Overview of the SML# compiler implemenation.

author
YAMATODANI Kiyoshi
version
$Id: OverviewByYamatodani.html,v 1.1 2006/03/05 07:49:41 ohori Exp $

1, Software development

Software development is process of translation between descriptions of the world, for the purpose of sharing a precise common understanding about the world among us and computers. Descriptions can include formal ones like mathematical logic, and informal ones such as natural language and diagram. We call these descriptions "software" as a whole.

Each of descriptions is based on some particular principle of recognition. In other words, it assumes that this principle governs the world in two aspects of space and time.

For example, we can perceive that the world is filled with objects that change their status in response to received messages. Alternatively, in another extreme view, everything in the world is function and they are fused by function application to generate a new existence.

Here, the "world" does not necessarily mean the whole of the world, the universe. Each development project targets a particular domain of the world.

In sum, software is a set of descriptions about the application domain in the world based on several recognition principles.


2, Programming language

Programming language is one of description methods which achieves both of practical applicability and formal accuracy in some balance. And it also embodies some particular recognition principle as its foundation. For example, Java assumes the world of "everything is object", and ML assumes "everything is function".


3, Compiler

Compilation is the last part of the translation process. Through compilation, a description from human's view is translated into another description from computer's view.

Compiler performs this translation of compilation. It accepts a source description and generates a destination description. It converts recognition principles and representations of these descriptions, while preserving the image they denote.

The source description is written in a programming language which is based on some characteristic principle as exemplified above. On the other end, characteristic of the description based on computer's recognition is that it is "sequential". Atomic operations are ordered in a row according to their execution sequence. Entities are represented as a sequence of bits and they are denoted by its position within a sequence of memory slots. Compiler must perform conversion between these principles.

Conversion of representations is also the task of compiler. At representation level, most of compilers are translators from sequence to sequence. They accept a sequence of characters as its input and generate a sequence of instructions as its output.


4, Core modules of SML# compiler

Compilation is performed by a series of three essential operations.

  1. accepts a source description, usually in a sequential form.
  2. converts recognition principle.
  3. generates a destination description, usually in a sequential form.

The SML# compiler implementation is composed of many modules. Among them, core modules which do the above operations are Parser, ANormalTransformer, Assembler and InstructionSerializer. These modules are invoked in the following sequence.

  1. Parser
  2. ANormalTransformer
  3. Assembler
  4. InstructionSerializer

Principle conversion is done by ANormalTransformer for time aspect and by Assembler for space aspect.

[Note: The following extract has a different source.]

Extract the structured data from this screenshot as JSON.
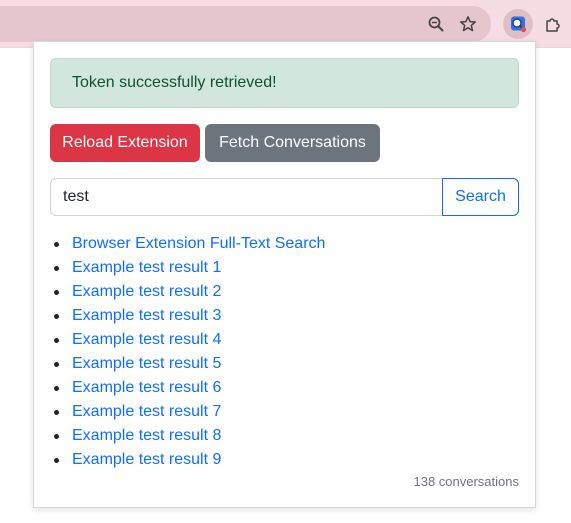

ANormalTransformer decomposes a source expression into a sequence of atomic computations aligned in their evaluation order. There are several methods to represent sequence of atomic computations explicitly, such as CPS(continuation passing style), SSA(single static assignment) and etc. Among them, the SML# compiler adopts A-normal form.

The source language ML assumes some kind of discrete world where entities can be referred to only by symbolic name. Assembler maps these entities to relative positions and regions in a sequence which is a model of the memory. Concretely speaking, Assembler determines locations in the memory where results of evaluation are stored and those where codes are placed.

Parser and InstructionSerializer perform representation conversion. Parser deserializes a sequence of characters into an abstract syntax tree. InstructionSerializer serializes a sequence of abstract instructions into a sequence of bytes.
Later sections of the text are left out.